Kandidat 1: Hubert Weiger, 60. Der Professor für Naturschutz aus dem bayerischen Kaufbeuren plädiert für klassisches, bodenständiges Umwelt-Engagement. Er will mehr vom Alten - "keinen Richtungswechsel", sagt er. Der diplomierte Forstwirt kämpf seit Jahren für die Freiheit von Hühnern, für gesunde Wälder und für Essen ohne Gentechnik. Die Basis müsse gestärkt werden, wenn sie etwa gegen den Ausbaus eines Flughafens protestiere - damit "wir wieder zentraler Teil der außerparlamentarischen Opposition werden." Weiger leitet derzeit den bayerischen Landesverband des BUND. Er gilt als unbequem und beharrlich: Vor neun Jahren ist er schon mal angetreten - damals verlor er nur knapp gegen die Noch-Vorsitzende Zahrnt. Seine Chancen sind aber nicht schlecht: Die Hälfte der BUND-Unterstützer kommt aus Bayern.
Kandidatin 2: Brigitte Dahlbender, 52, ist Süddeutschen ebenfalls gut bekannt: Sie leitet seit zehn Jahren den Landesverband in Baden-Württemberg. Kritiker werfen ihr vor, sie sei nicht sachkundig. Davon will Dahlbender nichts wissen. Sie ist Geographin und Biologin - und meint: "Ich werde den BUND stärker profilieren". Dahlbender setzt auf repräsentatives Diskutieren. "Der BUND muss in die Talkshows", sagt sie.
Wenn man sie fragt, wo sie steht, erbittet sie allerdings erstmal eine halbe Stunde Bedenkzeit. "Klimaschutz, Biodiversität, Nachhaltigkeit" sagt sie dann. Sie wolle eine neue "Lebensstildebatte führen". Umweltschützer müßten wieder "Visionäre und Vordenker" sein. Formulierungen, die mitreißen, hören sich anders an.
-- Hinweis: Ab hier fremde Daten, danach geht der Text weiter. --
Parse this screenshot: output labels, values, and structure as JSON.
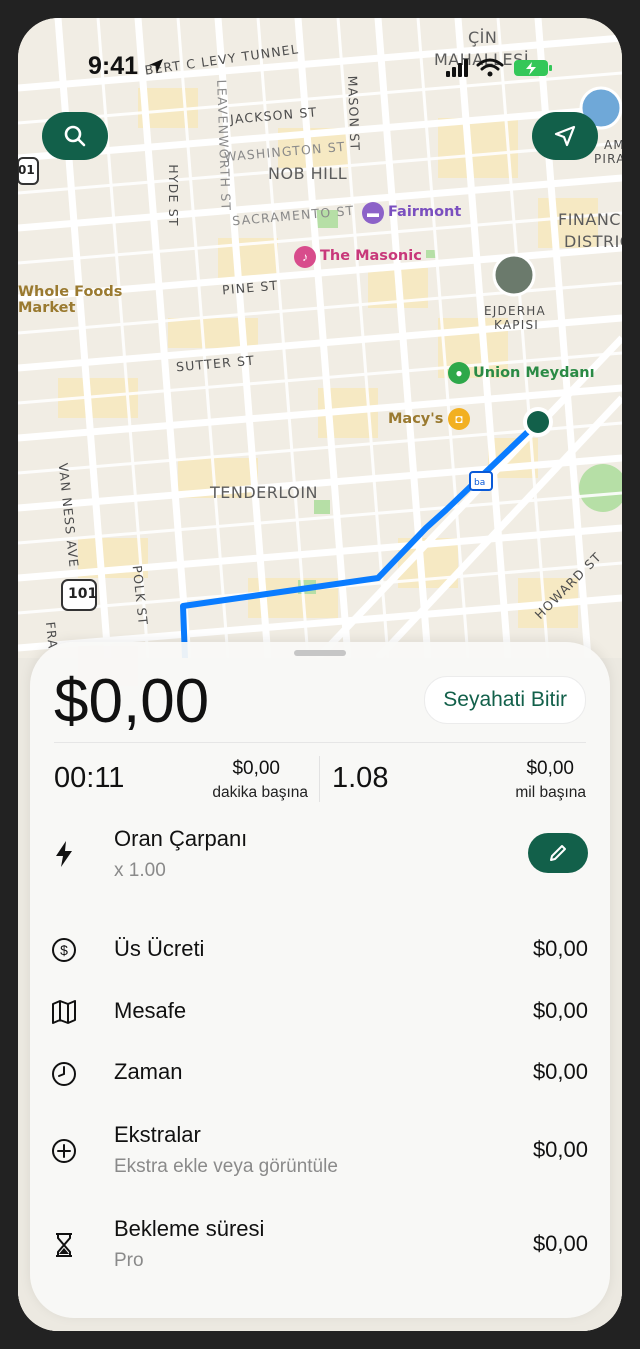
{
  "status_bar": {
    "time": "9:41"
  },
  "map": {
    "streets": {
      "tunnel": "BERT C LEVY TUNNEL",
      "jackson": "JACKSON ST",
      "washington": "WASHINGTON ST",
      "sacramento": "SACRAMENTO ST",
      "pine": "PINE ST",
      "sutter": "SUTTER ST",
      "hyde": "HYDE ST",
      "leavenworth": "LEAVENWORTH ST",
      "mason": "MASON ST",
      "polk": "POLK ST",
      "van_ness": "VAN NESS AVE",
      "howard": "HOWARD ST",
      "franklin": "FRA"
    },
    "districts": {
      "nob_hill": "NOB HILL",
      "tenderloin": "TENDERLOIN",
      "chinatown_1": "ÇİN",
      "chinatown_2": "MAHALLESİ",
      "financial_1": "FINANC",
      "financial_2": "DISTRIC"
    },
    "pois": {
      "fairmont": "Fairmont",
      "masonic": "The Masonic",
      "whole_foods_1": "Whole Foods",
      "whole_foods_2": "Market",
      "dragon_gate_1": "EJDERHA",
      "dragon_gate_2": "KAPISI",
      "union_square": "Union Meydanı",
      "macys": "Macy's",
      "pyramid_1": "AME",
      "pyramid_2": "PIRAMİD"
    },
    "shields": {
      "us101": "101",
      "us101_left": "01"
    },
    "route_color": "#0a7cff"
  },
  "trip": {
    "total": "$0,00",
    "end_button": "Seyahati Bitir",
    "elapsed": "00:11",
    "per_minute_value": "$0,00",
    "per_minute_label": "dakika başına",
    "distance": "1.08",
    "per_mile_value": "$0,00",
    "per_mile_label": "mil başına"
  },
  "fare_rows": [
    {
      "icon": "bolt-icon",
      "title": "Oran Çarpanı",
      "subtitle": "x 1.00",
      "amount": ""
    },
    {
      "icon": "dollar-circle-icon",
      "title": "Üs Ücreti",
      "subtitle": "",
      "amount": "$0,00"
    },
    {
      "icon": "map-icon",
      "title": "Mesafe",
      "subtitle": "",
      "amount": "$0,00"
    },
    {
      "icon": "clock-icon",
      "title": "Zaman",
      "subtitle": "",
      "amount": "$0,00"
    },
    {
      "icon": "plus-circle-icon",
      "title": "Ekstralar",
      "subtitle": "Ekstra ekle veya görüntüle",
      "amount": "$0,00"
    },
    {
      "icon": "hourglass-icon",
      "title": "Bekleme süresi",
      "subtitle": "Pro",
      "amount": "$0,00"
    }
  ],
  "colors": {
    "accent": "#12604a",
    "map_bg": "#f1ede4",
    "block_yellow": "#f6e9c3",
    "park_green": "#b6dfa6"
  }
}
Kandidat 3: Martin Rocholl, 47, ist ein Newcomer im BUND-Management - und der Mann für umgangssprachliches Reden. "Wir werden Politikern nachweisen, wenn sie nur labern und nichts tun." Dazu will er spektakuläre Kampagnen initiieren. Die Ökostreiter sollen sich zum Beispiel auf ein einziges der vielen geplanten klimabelastenden Kohlekraftwerke als Symbol konzentrieren. Er erklärt: "So schaffen wir ein zweites Whyl". Rocholl will den BUND verjüngen, er sagt: "für Leute zwischen 25 und 40 Jahren attraktiv machen." Der Biologe gilt als strategischer Kopf. Schon für seine BUND-Kandidatur hat er ein 13-seitiges Diskussionspapier geschrieben. Er hält viel von der globalisierten Vernetzung der Grün-Beseelten. Rocholl hat von 1998 bis 2005 in Brüssel das Büro von Friends of the Earth geleitet, einem Zusammenschluss von gut 30 Umweltverbänden. Noch heute ist er Vorsitzender. Und das Gros der Umweltpolitik wird tatsächlich von der EU bestimmt.
Die Wahl entscheiden gut 130 Delegierte der BUND-Landesverbände. Noch nie zuvor konnten sie zwischen drei so klar positionierten Vorsitzenden aussuchen.